At least two implications warrant consideration. First, efforts to link acoustic measures to the diagnosis of frailty in older adults could start with the two vital acoustic parameters, A3 and A4, which considerably better match the natural voice than A1 and A2. Second, assessing frailty through A3 and A4 might be more effective if the use of such strategies is conditional on sex differences. In summary, frailty is a complex phenotype seen with aging that is associated with a feeling of fatigue and loss of muscle mass and function.
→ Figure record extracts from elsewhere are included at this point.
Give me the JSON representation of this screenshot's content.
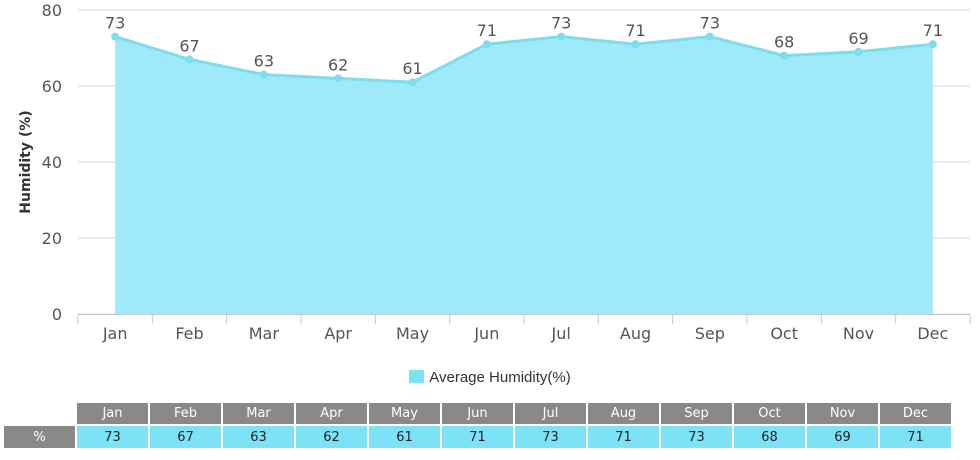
{
  "chart_data": {
    "type": "area",
    "categories": [
      "Jan",
      "Feb",
      "Mar",
      "Apr",
      "May",
      "Jun",
      "Jul",
      "Aug",
      "Sep",
      "Oct",
      "Nov",
      "Dec"
    ],
    "series": [
      {
        "name": "Average Humidity(%)",
        "values": [
          73,
          67,
          63,
          62,
          61,
          71,
          73,
          71,
          73,
          68,
          69,
          71
        ]
      }
    ],
    "xlabel": "",
    "ylabel": "Humidity (%)",
    "ylim": [
      0,
      80
    ],
    "yticks": [
      0,
      20,
      40,
      60,
      80
    ],
    "grid": true,
    "legend_position": "bottom",
    "fill_color": "#9eeaf8",
    "line_color": "#7ddcf0",
    "data_labels": true
  },
  "table": {
    "row_label": "%"
  },
  "colors": {
    "header_bg": "#898989",
    "cell_bg": "#7ee2f7",
    "grid": "#d8d8d8"
  }
}
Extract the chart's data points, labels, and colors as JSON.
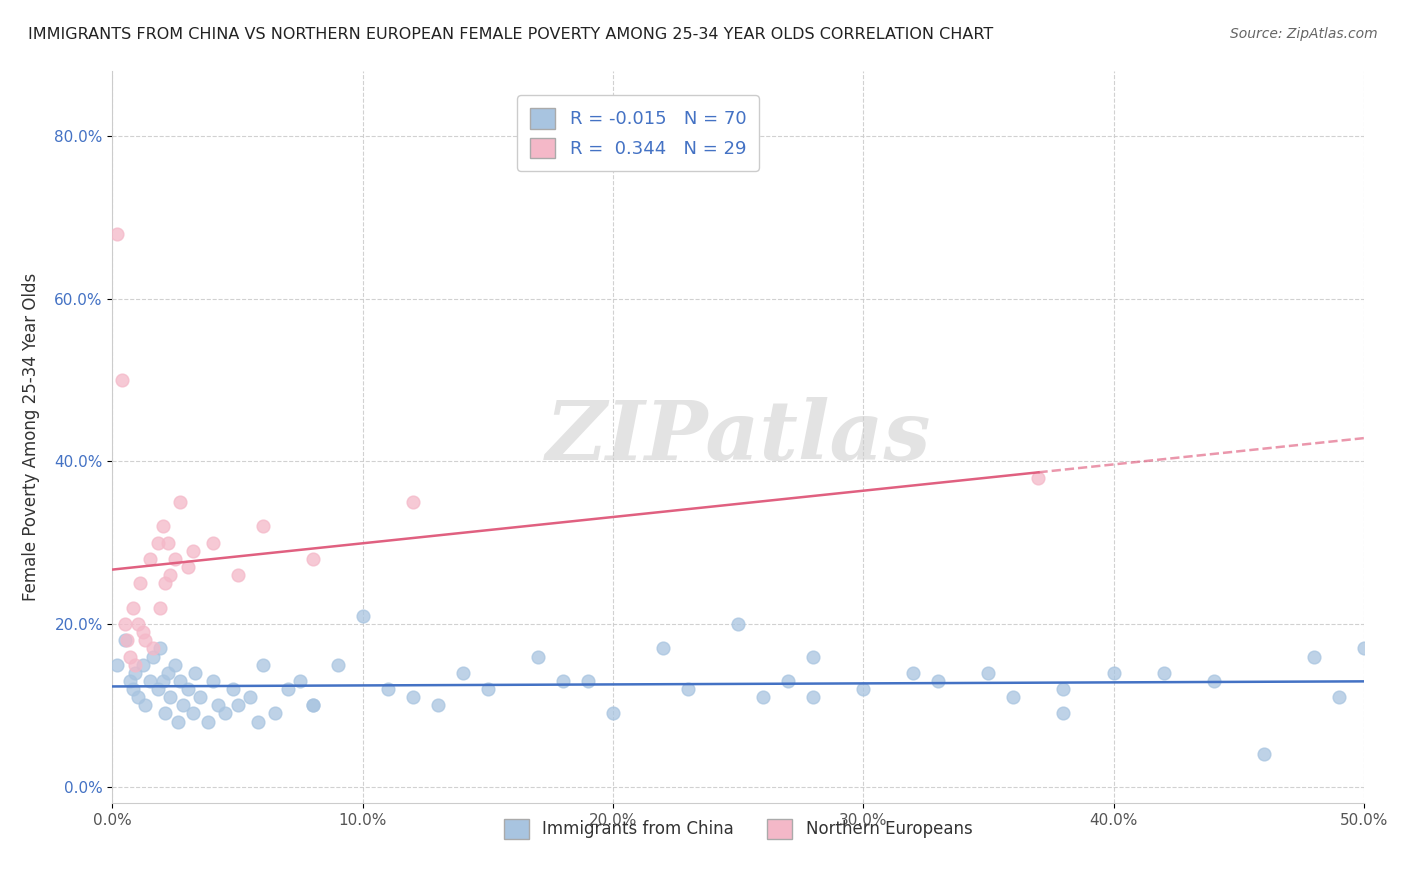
{
  "title": "IMMIGRANTS FROM CHINA VS NORTHERN EUROPEAN FEMALE POVERTY AMONG 25-34 YEAR OLDS CORRELATION CHART",
  "source": "Source: ZipAtlas.com",
  "ylabel": "Female Poverty Among 25-34 Year Olds",
  "xlim": [
    0.0,
    0.5
  ],
  "ylim": [
    -0.02,
    0.88
  ],
  "xticklabels": [
    "0.0%",
    "10.0%",
    "20.0%",
    "30.0%",
    "40.0%",
    "50.0%"
  ],
  "xtick_vals": [
    0.0,
    0.1,
    0.2,
    0.3,
    0.4,
    0.5
  ],
  "yticklabels": [
    "0.0%",
    "20.0%",
    "40.0%",
    "60.0%",
    "80.0%"
  ],
  "ytick_vals": [
    0.0,
    0.2,
    0.4,
    0.6,
    0.8
  ],
  "legend_r1": "-0.015",
  "legend_n1": "70",
  "legend_r2": "0.344",
  "legend_n2": "29",
  "china_color": "#a8c4e0",
  "northern_color": "#f4b8c8",
  "china_line_color": "#4472c4",
  "northern_line_color": "#e06080",
  "watermark": "ZIPatlas",
  "china_x": [
    0.002,
    0.005,
    0.007,
    0.008,
    0.009,
    0.01,
    0.012,
    0.013,
    0.015,
    0.016,
    0.018,
    0.019,
    0.02,
    0.021,
    0.022,
    0.023,
    0.025,
    0.026,
    0.027,
    0.028,
    0.03,
    0.032,
    0.033,
    0.035,
    0.038,
    0.04,
    0.042,
    0.045,
    0.048,
    0.05,
    0.055,
    0.058,
    0.06,
    0.065,
    0.07,
    0.075,
    0.08,
    0.09,
    0.1,
    0.11,
    0.12,
    0.13,
    0.14,
    0.15,
    0.17,
    0.19,
    0.2,
    0.22,
    0.23,
    0.25,
    0.26,
    0.27,
    0.28,
    0.3,
    0.32,
    0.33,
    0.35,
    0.36,
    0.38,
    0.4,
    0.42,
    0.44,
    0.46,
    0.48,
    0.49,
    0.5,
    0.38,
    0.28,
    0.18,
    0.08
  ],
  "china_y": [
    0.15,
    0.18,
    0.13,
    0.12,
    0.14,
    0.11,
    0.15,
    0.1,
    0.13,
    0.16,
    0.12,
    0.17,
    0.13,
    0.09,
    0.14,
    0.11,
    0.15,
    0.08,
    0.13,
    0.1,
    0.12,
    0.09,
    0.14,
    0.11,
    0.08,
    0.13,
    0.1,
    0.09,
    0.12,
    0.1,
    0.11,
    0.08,
    0.15,
    0.09,
    0.12,
    0.13,
    0.1,
    0.15,
    0.21,
    0.12,
    0.11,
    0.1,
    0.14,
    0.12,
    0.16,
    0.13,
    0.09,
    0.17,
    0.12,
    0.2,
    0.11,
    0.13,
    0.11,
    0.12,
    0.14,
    0.13,
    0.14,
    0.11,
    0.12,
    0.14,
    0.14,
    0.13,
    0.04,
    0.16,
    0.11,
    0.17,
    0.09,
    0.16,
    0.13,
    0.1
  ],
  "northern_x": [
    0.002,
    0.004,
    0.005,
    0.006,
    0.007,
    0.008,
    0.009,
    0.01,
    0.011,
    0.012,
    0.013,
    0.015,
    0.016,
    0.018,
    0.019,
    0.02,
    0.021,
    0.022,
    0.023,
    0.025,
    0.027,
    0.03,
    0.032,
    0.04,
    0.05,
    0.06,
    0.08,
    0.12,
    0.37
  ],
  "northern_y": [
    0.68,
    0.5,
    0.2,
    0.18,
    0.16,
    0.22,
    0.15,
    0.2,
    0.25,
    0.19,
    0.18,
    0.28,
    0.17,
    0.3,
    0.22,
    0.32,
    0.25,
    0.3,
    0.26,
    0.28,
    0.35,
    0.27,
    0.29,
    0.3,
    0.26,
    0.32,
    0.28,
    0.35,
    0.38
  ]
}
Therefore, spectral-domain voice parameters are likely useful tools that are worthy of attention.

Conclusions

Given that frailty syndrome is little discussed in the literature on the aging voice, the current study, to the best of our knowledge, the first to determine the relationship between frailty and acoustic parameters among older adults. They might be useful in frailty diagnosis in older adults. Vocal biomarkers, especially spectral-domain voice parameters, might have potential for estimating frailty, as a non-invasive, instantaneous, objective, and cost-effective estimation tool, and demonstrating sex differences for individualised treatment of frailty.